UK - Railpen Investments has appointed a head of investment management to oversee its £18bn in pension assets, managed on behalf of the railway industry.
Paul Bishop joins from Royal Liver Group, where he most recently was chief investment officer.
In his five years at the company, he held a number of roles, starting with investment manager. He previously worked at Mercer.
In addition to Bishop's appointment, Katrina Mackay and David Owen have joined as client investment services manager.
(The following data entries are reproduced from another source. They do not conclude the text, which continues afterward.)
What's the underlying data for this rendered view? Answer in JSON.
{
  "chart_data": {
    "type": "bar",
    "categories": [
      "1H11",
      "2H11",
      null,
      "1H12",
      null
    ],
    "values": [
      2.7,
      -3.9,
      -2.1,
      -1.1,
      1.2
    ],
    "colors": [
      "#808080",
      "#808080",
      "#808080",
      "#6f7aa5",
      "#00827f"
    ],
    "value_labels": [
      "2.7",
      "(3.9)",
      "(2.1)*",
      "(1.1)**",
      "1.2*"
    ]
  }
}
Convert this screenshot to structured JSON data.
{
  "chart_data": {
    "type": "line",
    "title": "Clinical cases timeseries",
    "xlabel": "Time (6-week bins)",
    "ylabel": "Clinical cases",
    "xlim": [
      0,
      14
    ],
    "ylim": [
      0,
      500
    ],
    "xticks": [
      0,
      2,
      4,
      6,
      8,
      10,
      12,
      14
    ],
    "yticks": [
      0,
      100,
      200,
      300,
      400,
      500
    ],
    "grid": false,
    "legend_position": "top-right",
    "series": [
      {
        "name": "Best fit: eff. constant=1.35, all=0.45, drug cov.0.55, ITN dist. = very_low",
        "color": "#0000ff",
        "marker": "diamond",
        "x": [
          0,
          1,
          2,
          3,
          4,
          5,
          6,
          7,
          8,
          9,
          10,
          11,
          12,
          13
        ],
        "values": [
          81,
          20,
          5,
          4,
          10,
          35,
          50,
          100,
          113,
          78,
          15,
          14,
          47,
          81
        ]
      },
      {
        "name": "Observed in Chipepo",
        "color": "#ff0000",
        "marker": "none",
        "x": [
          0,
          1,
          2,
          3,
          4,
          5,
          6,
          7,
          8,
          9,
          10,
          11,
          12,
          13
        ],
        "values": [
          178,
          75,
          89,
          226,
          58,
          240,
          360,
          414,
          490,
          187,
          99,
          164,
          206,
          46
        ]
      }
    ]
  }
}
Mackay joins from LPC, where she focused on investment strategies for defined benefit schemes, while David Owen joins from Aon Hewitt.
In other news, the Royal Statistical Society (RSS) has criticised the government's switch to the consumer price index (CPI) as the measure of indexation for pension schemes.
In an open letter to the chair of the UK Statistics Authority, Jill Leyland, vice-president of the RSS, said CPI was not a sufficiently accurate measure for inflation when applied to pensions.
Leyland criticised a review published by the Consumer Prices Advisory Committee last year, saying it did not consider the need for an index that took into account the household budget.
The letter continues: "There are good arguments for the CPI as a macroeconomic indicator (particularly once some indicator of owner occupier costs has been included), but, as you know, we do not feel it currently serves the purpose of being a sufficiently good measure of price inflation as experienced by households to be used in uprating pensions and benefits."
Leyland also asked the UK Statistics Authority to elaborate on any further changes to the retail price index, following changes to the formula to better account for seasonal variations in clothing.
The Bank of England last month said in its monthly inflation report that the change in RPI meant the inflation rate would have been 0.3% higher per annum between 1997 and 2009, leading to accusations that pensioners had lost out on significant indexation increases.
Finally, a ruling by the European Court of Justice (ECJ) on sex discrimination in the calculation of annuity rates has been strongly criticised by the National Association of Pension Funds (NAPF).
Darren Philp, director of policy at the organisation, said he was disappointed by the ruling that would lead to a worsening of people's pension incomes.
"While it is right that annuity providers should not arbitrarily differentiate between men and women, the data shows there is a clear difference between them when it comes to longevity," he said.
"It is, therefore, perfectly reasonable for annuity providers to offer rates on the basis of this difference, as long as it is based on clear evidence."
A report compiled for the Association of British Insurers further found that there was "significant" differences in accident, sickness and mortality risks.
Compiled by research group Oxera, the research warned that pension income would fall by more than 2% as a result of the ruling, with pensions law firm Sackers warning that examining individual annuity contracts would result in administrative headaches for all involved.
Zoe Lynch, partner at the law firm, said the ECJ had allowed the industry some breathing space by only enforcing the ruling as of next December.
"The ruling does seem to anticipate that all insurance contracts will need to be examined - not just those entered into after that date," she added.
"(This will be) a massive administration exercise leading to tension headaches all round. This will apply to annuities purchased to provide an pension income, as well as simpler short-term insurance products such as car insurance."
She said that, because the ruling expressly refers to insurance contracts, it is presently unclear how occupational schemes will be affected.